In Aegean and Ancient Near East cultures, bees held a special place in the pagan religions. They were thought to be the sacred insect that was able to bridge between the underworld and the natural world. In the Mycenaean culture, the Mycenaean tholos actually had their tombs shaped like beehives, and bees were often used as decorations throughout these tombs as well.

Back in the Mayan culture, there was even a God known as the Bee God, and his name was Ah-Muzen-Cab. In cities that were designated to produce honey, bee motifs would be seen throughout the ruins, and these motifs lead historians to believe that honey was considered to be the food of the gods.

Ah-Muzen-Cab picture

Ah-Muzen-Cab, the Mayan god of bees and honey

Some of the other mythological gods that had a connection to bees are Apollo, Kamadeva, Ra, and Aristaeus. Aristaeus comes from Greek Mythology, and he is actually known as the god of bee-keeping. Kamadeva is a Hindu love god, and the bowstring to her bow is actually made out of honeybees. Ra from Egyptian mythology also has a connection to bees. It is said in mythology that when Ra the sun god would shed tears and they landed on the desert sand bees would actually grow from the spots where the tears landed. Last but not least, Apollo’s gift of prophecy was said to have come to him from three bee maidens.

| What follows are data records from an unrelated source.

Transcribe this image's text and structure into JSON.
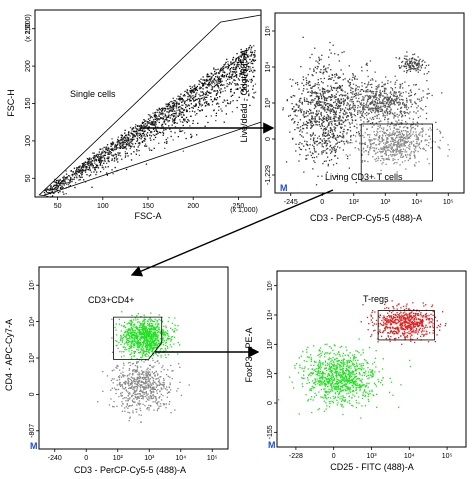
{
  "chart_data": [
    {
      "type": "scatter",
      "panel": "top-left",
      "xlabel": "FSC-A",
      "ylabel": "FSC-H",
      "x_ticks": [
        "50",
        "100",
        "150",
        "200",
        "250"
      ],
      "y_ticks": [
        "50",
        "100",
        "150",
        "200",
        "250"
      ],
      "x_multiplier": "(x 1,000)",
      "y_multiplier": "(x 1,000)",
      "xlim": [
        0,
        262
      ],
      "ylim": [
        0,
        262
      ],
      "gates": [
        {
          "name": "Single cells",
          "polygon": [
            [
              5,
              3
            ],
            [
              215,
              245
            ],
            [
              262,
              255
            ],
            [
              262,
              105
            ],
            [
              10,
              2
            ]
          ]
        }
      ],
      "populations": [
        {
          "shape": "diagonal-band",
          "from": [
            10,
            10
          ],
          "to": [
            255,
            245
          ],
          "width": 30,
          "color": "#000000"
        }
      ]
    },
    {
      "type": "scatter",
      "panel": "top-right",
      "xlabel": "CD3 - PerCP-Cy5-5 (488)-A",
      "ylabel": "Live/dead - Qdot 605-A",
      "x_ticks": [
        "-245",
        "0",
        "10²",
        "10³",
        "10⁴",
        "10⁵"
      ],
      "y_ticks": [
        "-1,229",
        "0",
        "10³",
        "10⁴",
        "10⁵"
      ],
      "gates": [
        {
          "name": "Living CD3+ T cells",
          "rect": {
            "x0": 2.1,
            "x1": 4.25,
            "y0": -0.4,
            "y1": 1.5
          }
        }
      ],
      "populations": [
        {
          "center": [
            1.0,
            1.9
          ],
          "spread": [
            0.5,
            0.8
          ],
          "color": "#3a3a3a"
        },
        {
          "center": [
            3.1,
            0.9
          ],
          "spread": [
            0.55,
            0.35
          ],
          "color": "#888888"
        },
        {
          "center": [
            2.7,
            2.3
          ],
          "spread": [
            0.6,
            0.35
          ],
          "color": "#555555"
        },
        {
          "center": [
            3.6,
            3.5
          ],
          "spread": [
            0.2,
            0.15
          ],
          "color": "#444444"
        }
      ]
    },
    {
      "type": "scatter",
      "panel": "bottom-left",
      "xlabel": "CD3 - PerCP-Cy5-5 (488)-A",
      "ylabel": "CD4 - APC-Cy7-A",
      "x_ticks": [
        "-240",
        "0",
        "10²",
        "10³",
        "10⁴",
        "10⁵"
      ],
      "y_ticks": [
        "-807",
        "0",
        "10³",
        "10⁴",
        "10⁵"
      ],
      "gates": [
        {
          "name": "CD3+CD4+",
          "polygon": [
            [
              1.75,
              3.55
            ],
            [
              3.2,
              3.55
            ],
            [
              3.2,
              2.7
            ],
            [
              2.8,
              2.15
            ],
            [
              1.75,
              2.15
            ]
          ]
        }
      ],
      "populations": [
        {
          "center": [
            2.7,
            2.9
          ],
          "spread": [
            0.35,
            0.3
          ],
          "color": "#22e022"
        },
        {
          "center": [
            2.6,
            1.3
          ],
          "spread": [
            0.45,
            0.45
          ],
          "color": "#888888"
        }
      ]
    },
    {
      "type": "scatter",
      "panel": "bottom-right",
      "xlabel": "CD25 - FITC (488)-A",
      "ylabel": "FoxP3 - PE-A",
      "x_ticks": [
        "-228",
        "0",
        "10³",
        "10⁴",
        "10⁵"
      ],
      "y_ticks": [
        "-155",
        "0",
        "10²",
        "10³",
        "10⁴",
        "10⁵"
      ],
      "gates": [
        {
          "name": "T-regs",
          "rect": {
            "x0": 2.55,
            "x1": 4.25,
            "y0": 2.85,
            "y1": 3.85
          }
        }
      ],
      "populations": [
        {
          "center": [
            1.4,
            1.6
          ],
          "spread": [
            0.55,
            0.45
          ],
          "color": "#22e022"
        },
        {
          "center": [
            3.3,
            3.45
          ],
          "spread": [
            0.45,
            0.25
          ],
          "color": "#dd2222"
        }
      ]
    }
  ],
  "axis_corner_mark": "M"
}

The symbolism of bees also runs strong throughout many different civilizations and mythology. Back in ancient Egypt, particularly within Lower Egypt, bees were an insignia of kinship that was used, and even after the Lower and Upper Egypt were unified, the presence of the symbolism of bees was still there.

The Merovingians were known to use the honey bee for their royal emblem, and it signified both resurrection and immortality. After the Merovingians, Napoleon actually revived this emblem using it as his own. The old saying ‘busy as a bee’ actually comes from heraldry because of it symbolizing indefatigable efforts and diligence.